No escabroso caso, nem obras nem palavras. Ninguém ouviu o mestre dos sete céus e sete penas do planisfério. Apesar do descaso original, neste momento, sob o signo do sol de Abílio Duarte, na Várzea de Companhia, a nossa prece vai ao alto, ao lado da bandeira da nossa luta. Existe na nossa herdade uma aura de irmandade a pairar por cima de cada açude de telhado. No centro geomântico da Pátria, o livro iluminado da passagem do testemunho, as menções honoríficas e o senso de pertença evidenciado em cada fundante canto de casa grande, com o elo de cordão umbilical a selar o patriótico dever de alar no espaço, de nítidos propósitos e sob a batuta do nosso aliado Hórus vital.
Enche de ar a tua caixa ressonante e cospe toda a tua repulsa no funil de discrepante ubiquidade. Pois, o nosso Deus de hodiernidade, de motu próprio, é muito mais esbelto e sedutor. Sê tu silente e dê uma tonitruante voz de mando aos teus coetâneos de jornada, com o fito de um total engajamento à volta dos desafios do território. Faz com que teu brado de entusiasmo seja miraculoso e corresponda a uma correlativa metamorfose. Ah meu irmão! O mundo azedo, depois de exaurido, sucumbiu no fundo de suplício. Descobriu-se torto, truncado e coxo. Ele, com desvairadas tentativas de restauro da enjoativa ordem malsã, apenas nos tem legado a horda de vampiros, o sinistro séquito de lacaios voluntários e boçais apaniguados. As suas senzalas prediletas hão de ser sempre fracassadas. Não vale a pena ludibriar-nos para nos impor a sua nauseante e caduca ancianidade.
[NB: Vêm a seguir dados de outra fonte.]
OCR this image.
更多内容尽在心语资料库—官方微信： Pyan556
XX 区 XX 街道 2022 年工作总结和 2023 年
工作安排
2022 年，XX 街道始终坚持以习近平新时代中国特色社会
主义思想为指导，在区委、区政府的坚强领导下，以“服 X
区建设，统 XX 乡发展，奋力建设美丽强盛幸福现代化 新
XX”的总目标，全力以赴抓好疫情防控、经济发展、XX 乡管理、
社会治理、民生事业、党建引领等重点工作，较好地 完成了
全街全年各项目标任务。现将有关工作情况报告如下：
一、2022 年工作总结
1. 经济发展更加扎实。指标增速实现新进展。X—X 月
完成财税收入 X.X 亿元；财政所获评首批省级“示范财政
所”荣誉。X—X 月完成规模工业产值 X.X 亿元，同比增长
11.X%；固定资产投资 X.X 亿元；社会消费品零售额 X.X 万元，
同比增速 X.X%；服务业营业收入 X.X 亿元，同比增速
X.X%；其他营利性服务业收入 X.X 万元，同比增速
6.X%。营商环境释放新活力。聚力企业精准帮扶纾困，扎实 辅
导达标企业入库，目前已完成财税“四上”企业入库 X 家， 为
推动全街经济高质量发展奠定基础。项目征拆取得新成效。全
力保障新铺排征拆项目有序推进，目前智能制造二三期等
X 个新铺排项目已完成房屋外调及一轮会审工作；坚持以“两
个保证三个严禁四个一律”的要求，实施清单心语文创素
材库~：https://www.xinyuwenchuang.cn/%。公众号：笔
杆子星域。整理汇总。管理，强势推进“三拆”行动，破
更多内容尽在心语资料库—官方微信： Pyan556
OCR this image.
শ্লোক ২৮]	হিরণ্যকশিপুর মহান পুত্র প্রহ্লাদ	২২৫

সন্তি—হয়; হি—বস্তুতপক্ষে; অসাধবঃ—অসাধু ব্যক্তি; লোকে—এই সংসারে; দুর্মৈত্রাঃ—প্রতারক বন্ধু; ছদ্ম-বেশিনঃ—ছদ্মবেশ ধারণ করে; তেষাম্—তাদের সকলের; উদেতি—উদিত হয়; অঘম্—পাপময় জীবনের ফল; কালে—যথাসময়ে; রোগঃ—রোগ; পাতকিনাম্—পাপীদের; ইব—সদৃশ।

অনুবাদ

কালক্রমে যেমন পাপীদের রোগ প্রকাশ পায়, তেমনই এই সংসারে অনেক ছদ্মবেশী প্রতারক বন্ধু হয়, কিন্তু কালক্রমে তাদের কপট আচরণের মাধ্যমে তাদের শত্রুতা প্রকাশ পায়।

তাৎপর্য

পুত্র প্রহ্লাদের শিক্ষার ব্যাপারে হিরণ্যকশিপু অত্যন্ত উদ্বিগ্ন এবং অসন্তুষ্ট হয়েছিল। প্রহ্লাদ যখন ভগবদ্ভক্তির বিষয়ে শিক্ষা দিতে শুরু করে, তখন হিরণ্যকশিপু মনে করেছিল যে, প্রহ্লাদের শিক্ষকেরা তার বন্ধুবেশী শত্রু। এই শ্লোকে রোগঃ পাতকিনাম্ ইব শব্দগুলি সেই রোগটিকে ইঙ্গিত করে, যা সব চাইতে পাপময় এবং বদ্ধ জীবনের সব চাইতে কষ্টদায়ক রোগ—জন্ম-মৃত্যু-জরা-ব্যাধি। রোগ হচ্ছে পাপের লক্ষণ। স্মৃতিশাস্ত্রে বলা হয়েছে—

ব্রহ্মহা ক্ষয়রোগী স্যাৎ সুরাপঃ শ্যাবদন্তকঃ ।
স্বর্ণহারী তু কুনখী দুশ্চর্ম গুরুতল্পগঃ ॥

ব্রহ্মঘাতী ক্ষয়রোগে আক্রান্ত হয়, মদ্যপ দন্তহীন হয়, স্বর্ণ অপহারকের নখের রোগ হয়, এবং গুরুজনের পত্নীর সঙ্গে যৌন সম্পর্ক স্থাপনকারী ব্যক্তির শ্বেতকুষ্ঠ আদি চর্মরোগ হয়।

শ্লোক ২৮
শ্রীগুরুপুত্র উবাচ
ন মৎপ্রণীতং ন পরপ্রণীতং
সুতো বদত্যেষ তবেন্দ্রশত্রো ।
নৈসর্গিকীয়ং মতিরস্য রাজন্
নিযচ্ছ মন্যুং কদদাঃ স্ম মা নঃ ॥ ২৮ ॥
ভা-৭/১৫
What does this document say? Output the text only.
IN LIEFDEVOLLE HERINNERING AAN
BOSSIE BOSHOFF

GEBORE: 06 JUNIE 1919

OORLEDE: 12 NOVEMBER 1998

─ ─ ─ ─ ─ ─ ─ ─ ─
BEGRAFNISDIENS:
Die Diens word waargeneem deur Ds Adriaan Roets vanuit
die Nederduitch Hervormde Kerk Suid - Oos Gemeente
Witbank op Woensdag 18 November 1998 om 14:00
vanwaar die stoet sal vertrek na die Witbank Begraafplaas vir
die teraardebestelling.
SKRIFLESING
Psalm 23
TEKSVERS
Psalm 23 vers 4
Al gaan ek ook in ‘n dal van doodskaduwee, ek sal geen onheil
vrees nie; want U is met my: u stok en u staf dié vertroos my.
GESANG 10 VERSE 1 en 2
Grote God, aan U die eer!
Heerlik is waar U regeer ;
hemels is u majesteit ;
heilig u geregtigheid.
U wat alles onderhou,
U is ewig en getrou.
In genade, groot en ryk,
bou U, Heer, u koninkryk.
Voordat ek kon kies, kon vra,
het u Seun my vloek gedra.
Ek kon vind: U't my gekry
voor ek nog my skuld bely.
Ousa meter-nos medo e chantagear com apoio dos seus verdugos de negrume e de burrice, com asco de sujo ecúleo de má memória. Pretende reinar pela via do oficioso, para nos ameaçar com despautério e impingir-nos a sua maléfica tenção, usando estertor de revogada brutalidade. Compra, trafica e vende alma desnutrida deste arraial, a troco de niquices e bugigangas. É caso para gritar - «Vá de retro, satanás!». Como diria o nosso gigantesco visionário - «Já é tarde demais. Vamos alevantar este lugar com as nossas próprias mãos». Sim, meu fulguroso líder sempre. Uma vez plantávamos à toa. No vento, no seco ou lamaçal de sítio alheio. Hoje, por mais que a hidra tente recauchutar as suas cabeças, para nos adulterar e macaquear, nunca sai da casca de farófias e bazófias. Irmão, tenha alta resiliência, seja um vulto de segunda milha forte. Lute por aquilo que te limpe das taras do passado e do presente. Levite a certeza deste chão à altura do tamanho de infinito. Erga o punho de hercúlea juventude e bata-se de frente contra o retorno de adstringente era rufiã. Que edulcorantes transmutações? Seja você a fazê-lo que já sou velho. Um decrépito soldado do então sonho emergente de todos nós. Não esse mundano cacarejar de todas as falácias e de impante hipocrisia, que alguns venais e trapalhões apregoam por aí. Ah, meu irmão! Uma das maiores invenções do mundo livre é a própria conceção de cosmo novo. Um orbe desenlaçado da escuridão, do fanatismo e tirania é de adorar e preservar. O seu entourage cheira bem e cheira a charme de Paris ou Nova Iorque. Acena-nos de perto, enfeitiça-nos os gestos e aguça os nossos arrojados apetites. Deslumbra e lança ares de novação na nossa esfera, com todo o seu glamour incensador. Ora essa! Que delicioso respirar na boca do mundo limpo, nos ouvidos do mundo limpo, nos umbigos do mundo limpo!? Aqui, entre nós, a par do Estado da nossa lavra, os emigrantes são émulos de brinde e arquétipos de proa, os maiores propulsores da alavanca de Arquimedes e azimutes edificantes de quase tudo que é moderno e refrescante, na nossa empresa. Sofre lá fora que se farte, torce por estes dez grãozinhos de terra – mar e mais que o residente pela faixa de bandeira da nossa herdade.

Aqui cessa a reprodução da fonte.